In the absence of large-scale cohesive objectives that are revolutionary in nature and international in scope, at best resistance in the U.S. will continue to be reduced to ineffectual outlets and rituals of rage and have little real strategic value beyond groups experiencing a fleeting sense of solidarity and belonging. Tragically, this became the fate of organized labor in the U.S., but only after it largely evolved to reflect and embrace the structures of domination that it should have been resisting.

For those of us who are compelled to resist the various dimensions of the state-finance empire, we must first recognize its inherent ties to the foundational structures of the United States so as to abandon the ideologies that preserve them. This begins by repudiating the mythical origin story of the United States and the glorification of its duplicitous Constitution. Moreover, resistance must be more than a pragmatic undertaking that chases illusive state protections from a nation state that is despotically constituted. In essence, the foundational cultural political economy of the U.S. and its current globalized manifestation cannot be reformed and instead must be dismantled.

Still, it is important to honor the history of resistance against subjugation and struggles for state protections and emancipation in the U.S., for they are rich and vibrant, and often speak to Frederick Douglass’ 1857 declaration, “Power concedes nothing without a demand. It never did and never will.” Yet, the lesson attached to the Scorpion and the Frog fable is instructive in terms of fanciful strivings to transform the United States into a robustly democratic and equitable nation:

A scorpion asks a frog to carry him over a river.
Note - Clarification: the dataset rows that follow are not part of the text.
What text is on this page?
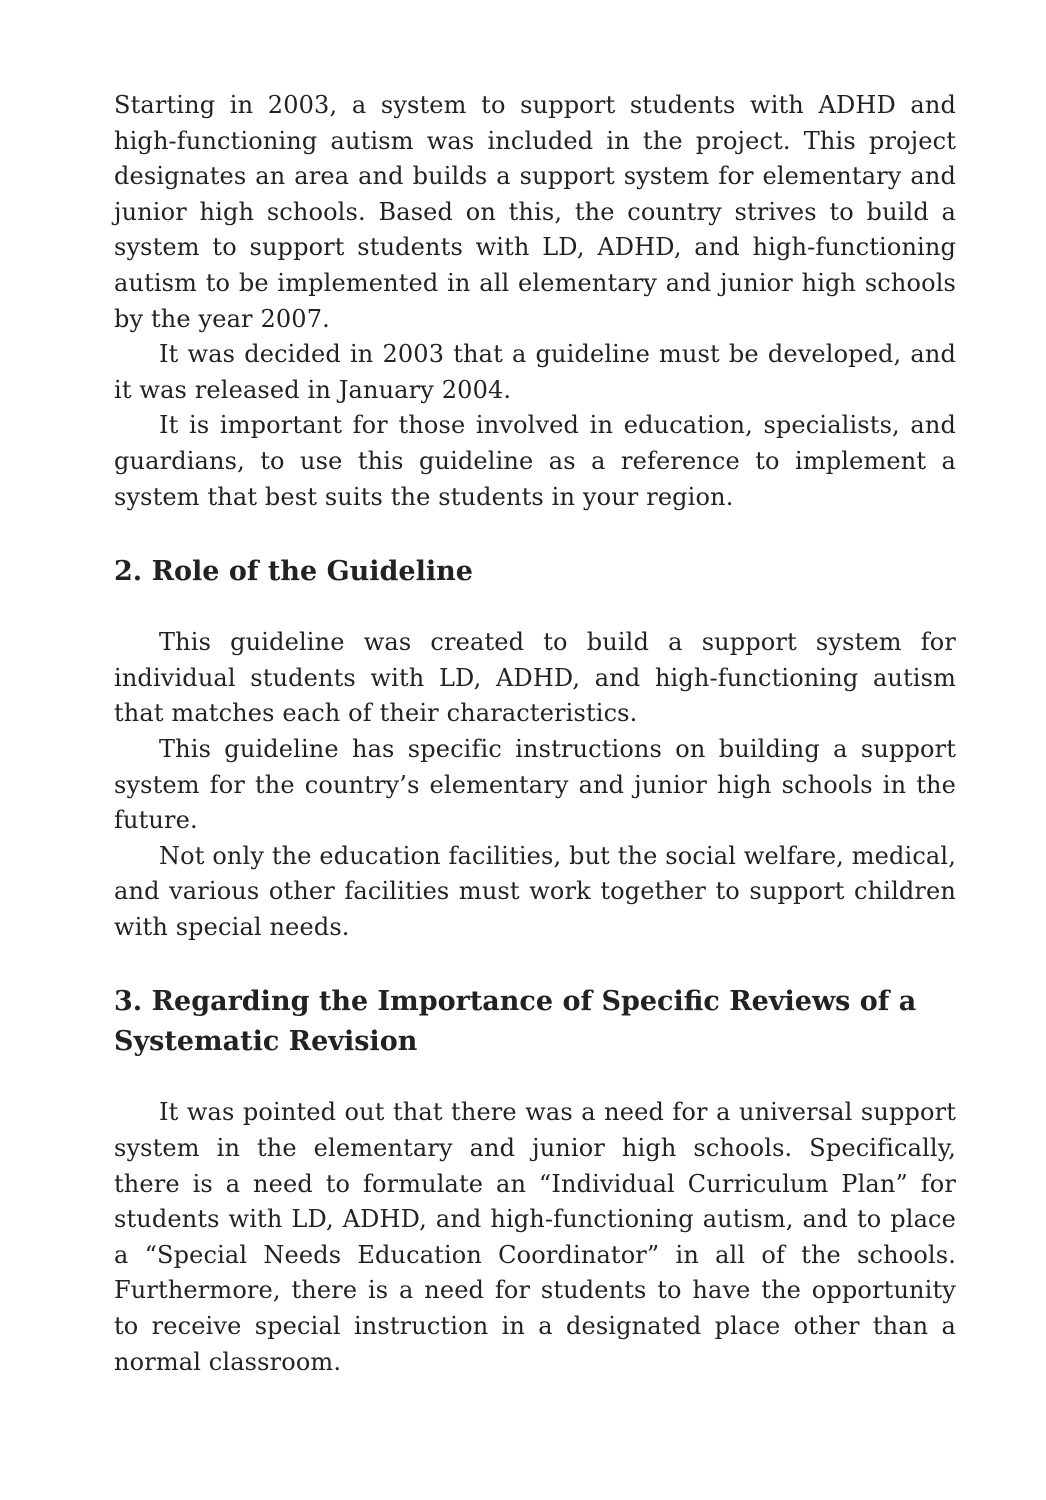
Starting in 2003, a system to support students with ADHD and high-functioning autism was included in the project. This project designates an area and builds a support system for elementary and junior high schools. Based on this, the country strives to build a system to support students with LD, ADHD, and high-functioning autism to be implemented in all elementary and junior high schools by the year 2007.

It was decided in 2003 that a guideline must be developed, and it was released in January 2004.

It is important for those involved in education, specialists, and guardians, to use this guideline as a reference to implement a system that best suits the students in your region.

2. Role of the Guideline

This guideline was created to build a support system for individual students with LD, ADHD, and high-functioning autism that matches each of their characteristics.

This guideline has specific instructions on building a support system for the country’s elementary and junior high schools in the future.

Not only the education facilities, but the social welfare, medical, and various other facilities must work together to support children with special needs.

3. Regarding the Importance of Specific Reviews of a Systematic Revision

It was pointed out that there was a need for a universal support system in the elementary and junior high schools. Specifically, there is a need to formulate an “Individual Curriculum Plan” for students with LD, ADHD, and high-functioning autism, and to place a “Special Needs Education Coordinator” in all of the schools. Furthermore, there is a need for students to have the opportunity to receive special instruction in a designated place other than a normal classroom.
The frog voices her fear of being stung. The scorpion convinces the frog based on their shared interest to survive and get to the other side. The frog agrees. Midway across the river the scorpion stings the frog. When the frog asks the scorpion why, the scorpion replies… it’s my nature.

The underlying moral of the story is salient to what can be learned when the true history and character of the United States is unveiled: no change can be made in the character and behavior of the fundamentally vicious. Time and time again the foundational structures and institutions of the U.S. have proven to be just that, and much more.

Some say that to accept these understandings can lead to hopelessness, despair and apathy. Yet, to continue to believe in deceptive narratives that preserve fundamentally vicious constructs supports their intent: the suppression of creative forms of resistance guided by emancipatory imageries that forge lasting solidarities and the establishment of holistic and equitable approaches to organizing society. To be clear, the current structures of domination are on their own unsustainable and will in time collapse with dire consequences for all life on the planet then, and in the process of getting there. It is imperative for resistance strategies here and now to be guided by this understanding, with a focus on expediting the inevitable collapse, yet with significant ecological and humanistic infrastructure at the ready. Moreover, resistance here and now require us to focus our efforts on developing sites of resistance and alternative institutions that are grounded in environmental sustainability and emancipatory cultures, primarily led by those who are persistently subjugated by the current systems of domination.

These strategies therefore require revolutionary objectives that envision societies without national borders which divide and dehumanize and are rooted in the principles of participatory parity, collectivism, status equality and the equitable distribution of wealth. This vision is anchored by a fundamentally different construct of the public sphere, one that is constituted by a cultural political economy that is the antithesis of white supremacy capitalism, settler colonialism and heteropatriarchy.